Matthew Syed is a journalist and former international table tennis player. He tells a story of interviewing German tennis player Michael Stich. For the benefit of the camera, some of the interview is done with Syed and Stich gently rallying across a tennis net.
Syed, feeling confident, asks if Stich will serve a ball at him from the baseline. He's a a former table tennis player, an Olympian indeed, so he feels his naturally fast reactions and his general competence at hitting balls with a round shaped bats means he should be able to return a couple of boomers.
Stich winds up and fires an ace past him. Syed doesn’t move. He fires another one. And another. Five balls are fired down, five aces, Syed doesn’t move. He asks Stich what the trick is to returning a tennis ball from a world class player. Don’t look at the ball, Stich says, watch the server's body movement and shape as he tosses the ball into the air.
With this advice Syed returns to the baseline, Stich fires another one down; another ace. Syed still can’t get close. The point is that despite the many similarities between table tennis and tennis, he simply isn't competent at the latter despite being more than competent at the former.
In reality; one had no bearing on the other because professional tennis players spend years learning the relationship between body shape and movement and the direction of the ball. Only through what Syed calls ‘quality practice’ is this possible, innate talent is a myth.
When Eales, Ashton and Appleton swept into Oxford, they implemented a new tactical philosophy which turned the club on its head. It provided the peculiar spectacle the football being aesthetically more pleasing but the results markedly worse. Appleton has defended the approach with dogmatic promises about there being no alternative and not taking a step back.
But, what he failed to recognise was that the ‘quality practice’ that the players at the club had been engaging with for nearly half a decade was significantly different to that which he wanted to implement. The transition was always going to be a difficult and long one, and it was naive to think otherwise.
Take someone like Jake Wright, an imperious defender when fit, there is no better player when being asked to absorb pressure and actually defend. He looks decidedly uncomfortable in the new system where he's being asked to bring the ball out of defence and turns defence into attack.
On Saturday, he found himself needing to do just that with nobody from midfield dropping back to help him out. It's all very well expecting Wright to do something differently, but assuming he'll just switch it on is daft. Not putting in place the tactical support from midfield is doomed to failure.
There are other concerns about the system; fitness, for example. Tareiq Holmes-Dennis had a magnificent opening 35 minutes on Saturday, but was sucking on energy gels before half-time. Andy Whing was also quick to take on board fuel.
Both may have had mitigating circumstances but is there the fitness or quality in the squad to be able to turn the principles into 90 minutes of winning football? And can it be done every game? Tranmere, a clunking shadow of their former selves, hardly offered a threat, and a better side probably wouldn’t have given us quite such an easy time.

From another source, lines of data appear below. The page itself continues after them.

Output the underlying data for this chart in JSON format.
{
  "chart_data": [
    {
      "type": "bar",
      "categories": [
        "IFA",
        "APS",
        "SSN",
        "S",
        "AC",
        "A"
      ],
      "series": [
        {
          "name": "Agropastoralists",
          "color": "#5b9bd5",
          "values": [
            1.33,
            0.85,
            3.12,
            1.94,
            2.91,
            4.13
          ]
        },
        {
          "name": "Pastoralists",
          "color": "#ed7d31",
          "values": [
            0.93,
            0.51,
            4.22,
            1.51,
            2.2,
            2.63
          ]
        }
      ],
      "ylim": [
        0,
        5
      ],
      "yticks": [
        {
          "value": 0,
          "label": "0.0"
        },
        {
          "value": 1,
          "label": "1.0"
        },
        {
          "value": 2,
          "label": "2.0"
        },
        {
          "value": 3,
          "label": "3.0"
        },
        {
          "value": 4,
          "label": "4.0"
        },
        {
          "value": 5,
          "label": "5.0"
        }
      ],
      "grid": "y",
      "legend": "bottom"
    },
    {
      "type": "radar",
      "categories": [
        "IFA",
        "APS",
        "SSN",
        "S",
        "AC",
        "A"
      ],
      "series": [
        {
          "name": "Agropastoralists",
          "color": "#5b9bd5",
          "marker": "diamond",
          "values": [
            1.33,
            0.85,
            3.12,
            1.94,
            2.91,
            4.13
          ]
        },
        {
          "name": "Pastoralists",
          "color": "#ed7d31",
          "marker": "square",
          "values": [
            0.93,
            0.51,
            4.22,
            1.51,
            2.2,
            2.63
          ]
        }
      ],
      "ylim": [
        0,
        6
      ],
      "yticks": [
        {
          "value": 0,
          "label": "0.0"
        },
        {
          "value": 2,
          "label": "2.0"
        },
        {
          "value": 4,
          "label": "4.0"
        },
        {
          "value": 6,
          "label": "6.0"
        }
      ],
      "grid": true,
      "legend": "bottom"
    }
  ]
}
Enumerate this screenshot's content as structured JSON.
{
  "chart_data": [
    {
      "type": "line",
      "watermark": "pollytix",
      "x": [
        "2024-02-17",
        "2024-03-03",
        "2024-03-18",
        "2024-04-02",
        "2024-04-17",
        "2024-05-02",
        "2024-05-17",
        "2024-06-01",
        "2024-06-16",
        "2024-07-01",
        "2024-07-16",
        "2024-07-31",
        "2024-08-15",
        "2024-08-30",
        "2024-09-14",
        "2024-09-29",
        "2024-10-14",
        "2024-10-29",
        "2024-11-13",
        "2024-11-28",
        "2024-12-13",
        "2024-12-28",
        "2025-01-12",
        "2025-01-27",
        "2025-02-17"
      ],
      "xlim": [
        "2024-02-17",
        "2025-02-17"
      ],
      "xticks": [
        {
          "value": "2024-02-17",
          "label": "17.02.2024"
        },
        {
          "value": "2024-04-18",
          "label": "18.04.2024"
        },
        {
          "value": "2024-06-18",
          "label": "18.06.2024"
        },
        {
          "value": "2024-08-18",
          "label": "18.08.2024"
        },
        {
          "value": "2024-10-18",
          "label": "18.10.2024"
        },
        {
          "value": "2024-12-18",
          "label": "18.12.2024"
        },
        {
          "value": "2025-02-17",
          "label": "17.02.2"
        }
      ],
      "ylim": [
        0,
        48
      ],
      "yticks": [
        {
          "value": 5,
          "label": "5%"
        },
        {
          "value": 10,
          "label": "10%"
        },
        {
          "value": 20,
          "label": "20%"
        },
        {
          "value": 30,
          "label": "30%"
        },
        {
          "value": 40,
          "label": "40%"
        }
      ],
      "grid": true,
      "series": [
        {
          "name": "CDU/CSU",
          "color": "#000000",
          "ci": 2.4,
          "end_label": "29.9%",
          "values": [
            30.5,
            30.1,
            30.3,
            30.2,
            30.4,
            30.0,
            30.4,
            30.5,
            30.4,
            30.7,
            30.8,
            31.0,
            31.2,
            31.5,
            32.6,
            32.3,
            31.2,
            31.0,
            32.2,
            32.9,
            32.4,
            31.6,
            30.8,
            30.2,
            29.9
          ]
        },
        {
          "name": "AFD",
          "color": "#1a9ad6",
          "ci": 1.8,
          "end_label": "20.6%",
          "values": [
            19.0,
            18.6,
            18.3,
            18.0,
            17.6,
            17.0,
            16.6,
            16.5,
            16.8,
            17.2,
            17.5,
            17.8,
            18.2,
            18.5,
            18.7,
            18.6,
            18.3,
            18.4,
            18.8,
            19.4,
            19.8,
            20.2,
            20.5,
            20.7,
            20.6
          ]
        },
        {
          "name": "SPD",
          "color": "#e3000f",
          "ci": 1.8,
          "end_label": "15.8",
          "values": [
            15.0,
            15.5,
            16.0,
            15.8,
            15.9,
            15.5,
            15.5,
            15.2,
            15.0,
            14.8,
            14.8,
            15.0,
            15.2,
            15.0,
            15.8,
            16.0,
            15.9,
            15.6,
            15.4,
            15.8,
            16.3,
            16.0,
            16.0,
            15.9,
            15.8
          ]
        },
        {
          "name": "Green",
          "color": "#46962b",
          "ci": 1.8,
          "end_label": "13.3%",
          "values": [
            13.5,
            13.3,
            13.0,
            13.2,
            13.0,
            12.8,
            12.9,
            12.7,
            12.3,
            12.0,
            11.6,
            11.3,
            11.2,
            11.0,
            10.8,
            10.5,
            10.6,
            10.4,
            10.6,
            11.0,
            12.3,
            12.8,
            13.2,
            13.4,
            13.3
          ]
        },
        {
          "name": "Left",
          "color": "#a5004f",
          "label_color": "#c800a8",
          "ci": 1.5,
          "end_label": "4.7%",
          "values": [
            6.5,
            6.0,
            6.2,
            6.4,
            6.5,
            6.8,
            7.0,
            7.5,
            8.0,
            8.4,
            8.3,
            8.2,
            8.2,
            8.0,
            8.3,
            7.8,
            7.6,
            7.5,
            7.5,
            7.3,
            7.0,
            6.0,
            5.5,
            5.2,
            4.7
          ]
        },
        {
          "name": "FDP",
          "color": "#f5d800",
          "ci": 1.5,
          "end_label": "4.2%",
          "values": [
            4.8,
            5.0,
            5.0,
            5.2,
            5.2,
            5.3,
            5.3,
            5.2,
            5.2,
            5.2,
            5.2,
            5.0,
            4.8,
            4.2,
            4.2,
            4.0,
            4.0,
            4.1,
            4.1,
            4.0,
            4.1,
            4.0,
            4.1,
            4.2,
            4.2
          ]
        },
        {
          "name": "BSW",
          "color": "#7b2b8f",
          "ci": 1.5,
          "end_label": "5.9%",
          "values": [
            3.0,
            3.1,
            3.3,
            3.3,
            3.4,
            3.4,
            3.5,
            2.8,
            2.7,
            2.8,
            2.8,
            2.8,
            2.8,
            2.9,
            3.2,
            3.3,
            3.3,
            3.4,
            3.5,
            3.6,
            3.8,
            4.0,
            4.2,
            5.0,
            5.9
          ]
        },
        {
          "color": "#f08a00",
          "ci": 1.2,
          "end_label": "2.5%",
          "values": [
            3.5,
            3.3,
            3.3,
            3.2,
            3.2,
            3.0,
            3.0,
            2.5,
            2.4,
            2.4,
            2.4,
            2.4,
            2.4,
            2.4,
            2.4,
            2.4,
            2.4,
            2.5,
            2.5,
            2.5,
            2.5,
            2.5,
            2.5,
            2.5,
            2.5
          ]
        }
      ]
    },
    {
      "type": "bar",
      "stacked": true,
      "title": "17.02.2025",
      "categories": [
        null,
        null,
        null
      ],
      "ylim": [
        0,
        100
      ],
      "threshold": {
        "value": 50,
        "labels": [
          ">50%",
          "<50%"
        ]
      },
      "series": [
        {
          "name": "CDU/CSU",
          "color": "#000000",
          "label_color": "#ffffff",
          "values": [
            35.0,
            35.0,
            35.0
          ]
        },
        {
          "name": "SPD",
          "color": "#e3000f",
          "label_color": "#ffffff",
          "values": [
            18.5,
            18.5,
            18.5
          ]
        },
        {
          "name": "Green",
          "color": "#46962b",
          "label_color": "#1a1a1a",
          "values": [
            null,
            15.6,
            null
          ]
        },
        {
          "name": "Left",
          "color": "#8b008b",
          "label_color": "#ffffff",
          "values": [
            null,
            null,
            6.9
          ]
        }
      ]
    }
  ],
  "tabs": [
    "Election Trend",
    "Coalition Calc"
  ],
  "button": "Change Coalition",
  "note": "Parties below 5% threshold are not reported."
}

But, the good news is that it would seem that the system is working enough to mean that we shouldn’t need to worry about relegation. Tranmere look desperate, although you’d expect Mickey Adams to improve them. There are others - Hartlepool, Carlisle, Accrington, York, Dagenham who are either blighted by a suicidal free fall or a distinct lack of resources. It doesn’t really matter, to us, who might recover, but as long as at least two don’t; which seems likely, we should be OK.
Of course, avoiding relegation is a very low bar for a club that was threatening promotion or at least the play-offs this time last year. And there’s still a long way to go to reach even parity with those heady heights. Yes, the system is better and yes, we should be reasonably confident that relegation isn’t a concern, but the true tests are whether we can perform away from home and against the best in the division. That's the next milestone in our development.
To do that we either have to compromise the system to make it a more prosaic, pragmatic beast fixed on results more than style, or we have to invest in the squad to replace what already exists with both the quality and quantity of players we need to make it work. Or, patience is the key, and we need to get in plenty of quality practice. Of those three options - the last is most likely part of the plan - there is little evidence of investment and no sign of compromise, but it will also be the slowest one to pay dividends.